Fred StrachanQSM

Personal information
- Birth name: Frederick Strachan
- Born: 17 August 1923 (age 101) New Zealand
- Occupation: Sports coach

Sport
- Country: New Zealand
- Sport: Rowing
- Club: North End Rowing Club

= Fred Strachan =

New Zealand rowing coach (born 1923)

Frederick Strachan (born 17 August 1923) is a New Zealand retired rowing coach.

==Biography==
Strachan was born on 17 August 1923. Beginning in 1944, he has been a member of the North End Rowing Club (NERC) in Dunedin. He was a provincial representative rower for the Otago Rowing Association in 1948. He was involved in rowing for seven decades and 70 rowers coached by him have represented New Zealand internationally. In the 1960s, Strachan was one of the few rowing coaches who supported women's rowing.

In 1960, Strachan coached a coxed four at NERC that was the first boat for the club to win a national championship. He was a selector for Rowing New Zealand from 1964 to 1988. In the late 1960s, Strachan promoted greater use of science in high performance sport. He was selector for the 1968 coxed four that had been intended as potential substitutes for the 1968 New Zealand eight but who ended up being nominated as a separate team and returned with gold from the 1968 Summer Olympics. He was selector of the New Zealand eight that won gold at the 1971 European Rowing Championships and gold at the 1972 Summer Olympics. He was the manager of the 1972 New Zealand Olympic rowing team. Strachan later mentored Hamish Bond, who credits Strachan with having turned him into an elite rower.
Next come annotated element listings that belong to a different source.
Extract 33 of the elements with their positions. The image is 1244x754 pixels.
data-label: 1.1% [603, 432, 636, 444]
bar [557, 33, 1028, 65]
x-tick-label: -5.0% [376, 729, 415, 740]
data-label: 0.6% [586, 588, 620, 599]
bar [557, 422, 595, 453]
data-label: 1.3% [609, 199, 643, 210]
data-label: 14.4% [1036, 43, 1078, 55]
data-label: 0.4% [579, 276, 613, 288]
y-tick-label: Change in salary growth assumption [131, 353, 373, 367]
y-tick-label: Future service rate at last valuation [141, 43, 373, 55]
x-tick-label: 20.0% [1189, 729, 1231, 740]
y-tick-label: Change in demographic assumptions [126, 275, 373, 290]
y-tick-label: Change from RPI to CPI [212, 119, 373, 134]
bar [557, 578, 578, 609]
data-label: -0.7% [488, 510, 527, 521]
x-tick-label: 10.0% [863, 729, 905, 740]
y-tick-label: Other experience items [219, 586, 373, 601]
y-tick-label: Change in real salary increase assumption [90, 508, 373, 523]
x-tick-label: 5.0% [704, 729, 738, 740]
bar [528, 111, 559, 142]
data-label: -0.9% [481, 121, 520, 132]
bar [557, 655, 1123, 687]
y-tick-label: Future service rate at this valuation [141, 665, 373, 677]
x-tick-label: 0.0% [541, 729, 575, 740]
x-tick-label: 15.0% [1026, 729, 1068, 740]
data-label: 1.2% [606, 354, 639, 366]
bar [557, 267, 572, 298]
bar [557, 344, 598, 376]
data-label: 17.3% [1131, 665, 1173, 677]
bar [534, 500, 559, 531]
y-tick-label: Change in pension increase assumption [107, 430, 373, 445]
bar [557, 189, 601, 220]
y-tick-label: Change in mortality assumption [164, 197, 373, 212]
Strachan has officiated for FISA, the World Rowing Federation, at the 1964 Summer Olympics, 1968 Summer Olympics, 1970 World Rowing Championships, 1972 Summer Olympics, 1976 Summer Olympics, 1978 World Rowing Championships, and 1981 World Rowing Championships. He retired from FISA in 1988 when he hit the age barrier. He retired from coaching after the support boat that he piloted in October 2015 ran into a rowing boat, injuring two of the student rowers. Maritime New Zealand laid charges in connection with the crash.

Strachan celebrated his 100th birthday on 17 August 2023. Rowing New Zealand compiled a number of tributes from the rowing community. For example, Hamish Bond said:

Fred is an encyclopedia of rowing knowledge, constantly producing random printouts and photocopies of East German training philosophies. If it was written, he had read it.

==Honorary roles and awards==
Strachan was president of Rowing New Zealand from 1985 to 1990, in which year he was awarded life membership. He is vice-patron of Rowing New Zealand. In the 1991 New Year Honours, he was awarded a Queen's Service Medal (QSM) for community service. At the 2005 Halberg Awards, Strachan was awarded a lifetime achievement award. In 2019, he was awarded the Sir Don Rowlands Medal by the New Zealand Rowing Association. Strachan received the lifetime achievement award at the 2022 New Zealand Sport and Recreation Awards.

==Private life==
Strachan was known as a "confirmed bachelor". After Kate Gow, a member of the Auckland University Women’s Rowing Club, moved to Christchurch, she got together with Strachan. They married in the 1970s at the St Joseph's Cathedral in Dunedin. Strachan lives in Twizel, which is close to Lake Ruataniwha.